I'm hoping there's a one-liner in .net I can use to do this file searching. The number of wildcards and the depth of the directory structure is unknown at run time, and it's conceivable that the search might have to go a hundred folders deep, with every folder containing an unknown number of wildcards. (This is the crux of the problem). Trying to avoid having an insane number of nested for loops as well.

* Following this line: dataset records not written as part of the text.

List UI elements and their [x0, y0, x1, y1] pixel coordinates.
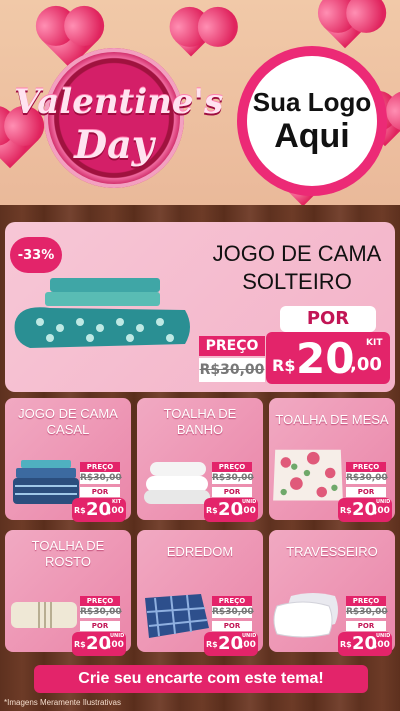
card-title-line2: CASAL — [46, 422, 90, 437]
card-title-line1: TOALHA DE — [31, 538, 105, 553]
card3-price-dec: ,00 — [374, 506, 390, 516]
card1-unit: KIT — [112, 499, 122, 505]
card-title: JOGO DE CAMA CASAL — [5, 406, 131, 438]
card1-price: R$ 20 ,00 KIT — [72, 498, 126, 522]
hero-price-dec: ,00 — [350, 354, 382, 375]
card1-price-dec: ,00 — [108, 506, 124, 516]
card4-por-label: POR — [80, 621, 120, 631]
card6-currency: R$ — [340, 640, 352, 649]
face-towel-image — [11, 602, 77, 628]
card4-price-label: PREÇO — [80, 596, 120, 606]
hero-currency: R$ — [272, 356, 296, 375]
card5-price: R$ 20 ,00 UNID — [204, 632, 258, 656]
card6-por-label: POR — [346, 621, 386, 631]
card4-price: R$ 20 ,00 UNID — [72, 632, 126, 656]
card6-price-label: PREÇO — [346, 596, 386, 606]
card6-price-dec: ,00 — [374, 640, 390, 650]
header-banner: Valentine's Day Sua Logo Aqui — [0, 0, 400, 205]
card-title-line1: EDREDOM — [166, 544, 234, 559]
disclaimer-text: *Imagens Meramente Ilustrativas — [4, 698, 121, 707]
card-title-line1: TRAVESSEIRO — [286, 544, 378, 559]
card5-unit: UNID — [242, 633, 257, 639]
card1-price-label: PREÇO — [80, 462, 120, 472]
card6-old-price: R$30,00 — [346, 606, 388, 618]
card-title: TOALHA DE BANHO — [137, 406, 263, 438]
heart-icon — [323, 5, 367, 49]
card3-por-label: POR — [346, 487, 386, 497]
card1-por-label: POR — [80, 487, 120, 497]
hero-title-line2: SOLTEIRO — [242, 269, 352, 294]
card5-price-label: PREÇO — [212, 596, 252, 606]
card1-currency: R$ — [74, 506, 86, 515]
card2-price-dec: ,00 — [240, 506, 256, 516]
hero-price-label: PREÇO — [199, 336, 265, 356]
card2-price-label: PREÇO — [212, 462, 252, 472]
card2-unit: UNID — [242, 499, 257, 505]
badge-title-line1: Valentine's — [14, 82, 224, 122]
valentines-day-badge: Valentine's Day — [14, 38, 224, 188]
card-title: TRAVESSEIRO — [269, 544, 395, 560]
card-title-line2: BANHO — [176, 422, 224, 437]
card4-currency: R$ — [74, 640, 86, 649]
logo-text-line2: Aqui — [274, 117, 350, 155]
pillow-image — [273, 593, 338, 638]
badge-title-line2: Day — [74, 122, 154, 167]
hero-new-price: R$ 20 ,00 KIT — [266, 332, 390, 384]
card3-old-price: R$30,00 — [346, 472, 388, 484]
card6-unit: UNID — [376, 633, 391, 639]
card2-old-price: R$30,00 — [212, 472, 254, 484]
hero-title: JOGO DE CAMA SOLTEIRO — [192, 240, 400, 296]
discount-badge: -33% — [10, 237, 62, 273]
cta-button[interactable]: Crie seu encarte com este tema! — [34, 665, 368, 693]
logo-placeholder[interactable]: Sua Logo Aqui — [237, 46, 387, 196]
bath-towel-image — [144, 462, 210, 504]
hero-old-price: R$30,00 — [199, 358, 265, 382]
card5-old-price: R$30,00 — [212, 606, 254, 618]
card-title-line1: JOGO DE CAMA — [18, 406, 118, 421]
card2-currency: R$ — [206, 506, 218, 515]
hero-price-int: 20 — [296, 334, 355, 383]
card1-old-price: R$30,00 — [80, 472, 122, 484]
card-title-line1: TOALHA DE — [163, 406, 237, 421]
card5-price-dec: ,00 — [240, 640, 256, 650]
card2-por-label: POR — [212, 487, 252, 497]
comforter-image — [145, 594, 209, 638]
tablecloth-image — [273, 449, 343, 501]
hero-kit-label: KIT — [366, 338, 383, 348]
card6-price: R$ 20 ,00 UNID — [338, 632, 392, 656]
card5-por-label: POR — [212, 621, 252, 631]
card4-price-dec: ,00 — [108, 640, 124, 650]
card2-price: R$ 20 ,00 UNID — [204, 498, 258, 522]
card3-price-label: PREÇO — [346, 462, 386, 472]
card-title-line1: TOALHA DE MESA — [275, 412, 389, 427]
card3-price: R$ 20 ,00 UNID — [338, 498, 392, 522]
hero-por-label: POR — [280, 306, 376, 332]
card-title: EDREDOM — [137, 544, 263, 560]
card4-unit: UNID — [110, 633, 125, 639]
card-title-line2: ROSTO — [45, 554, 91, 569]
card3-currency: R$ — [340, 506, 352, 515]
bedding-image — [13, 460, 79, 504]
bed-sheet-set-image — [14, 278, 191, 348]
logo-text-line1: Sua Logo — [252, 87, 372, 117]
card4-old-price: R$30,00 — [80, 606, 122, 618]
card-title: TOALHA DE MESA — [269, 412, 395, 428]
card5-currency: R$ — [206, 640, 218, 649]
card-title: TOALHA DE ROSTO — [5, 538, 131, 570]
hero-title-line1: JOGO DE CAMA — [212, 241, 382, 266]
card3-unit: UNID — [376, 499, 391, 505]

I read the solutions here but this doesn't seem to work for an arbitrary folder structure.

回答1:

Since you've already answered your own question I figured I'd post my attempt at it for any others who might find this and don't want to use powershell. Its all lazily loaded so its performance will be optimal in the case where you have a large file system and are matching lots of files.

Sample Usage:

string pattern = @"C:\Users\*\Source\Repos\*\*.cs";
foreach (var st in GetAllMatchingPaths(pattern))
    Console.WriteLine(st);

Solution:

public static IEnumerable<string> GetAllMatchingPaths(string pattern)
{
    char separator = Path.DirectorySeparatorChar;
    string[] parts = pattern.Split(separator);

    if (parts[0].Contains('*') || parts[0].Contains('?'))
        throw new ArgumentException("path root must not have a wildcard", nameof(parts));

    return GetAllMatchingPathsInternal(String.Join(separator.ToString(), parts.Skip(1)), parts[0]);
}

private static IEnumerable<string> GetAllMatchingPathsInternal(string pattern, string root)
{
    char separator = Path.DirectorySeparatorChar;
    string[] parts = pattern.Split(separator);

    for (int i = 0; i < parts.Length; i++)
    {
        // if this part of the path is a wildcard that needs expanding
        if (parts[i].Contains('*') || parts[i].Contains('?'))
        {
            // create an absolute path up to the current wildcard and check if it exists
            var combined = root + separator + String.Join(separator.ToString(), parts.Take(i));
            if (!Directory.Exists(combined))
                return new string[0];

            if (i == parts.Length - 1) // if this is the end of the path (a file name)
            {
                return Directory.EnumerateFiles(combined, parts[i], SearchOption.TopDirectoryOnly);
            }
            else // if this is in the middle of the path (a directory name)
            {
                var directories = Directory.EnumerateDirectories(combined, parts[i], SearchOption.TopDirectoryOnly);
                var paths = directories.SelectMany(dir =>
                    GetAllMatchingPathsInternal(String.Join(separator.ToString(), parts.Skip(i + 1)), dir));
                return paths;
            }
        }
    }

    // if pattern ends in an absolute path with no wildcards in the filename
    var absolute = root + separator + String.Join(separator.ToString(), parts);
    if (File.Exists(absolute))
        return new[] { absolute };

    return new string[0];
}

PS: It won't match directories, only files, but you could easily modify that if desired.



回答2:

After more searching, there turned out to be a very simple solution. I can use the Windows Powershell Get-ChildItem command:

using System.Management.Automation;

PowerShell ps = PowerShell.Create();
ps.AddCommand("Get-ChildItem");
ps.AddArgument(selectedItemPath[0]);
foreach (var result in ps.Invoke())
{
    //display the results in a textbox
}

This allows one to avoid nested for loops.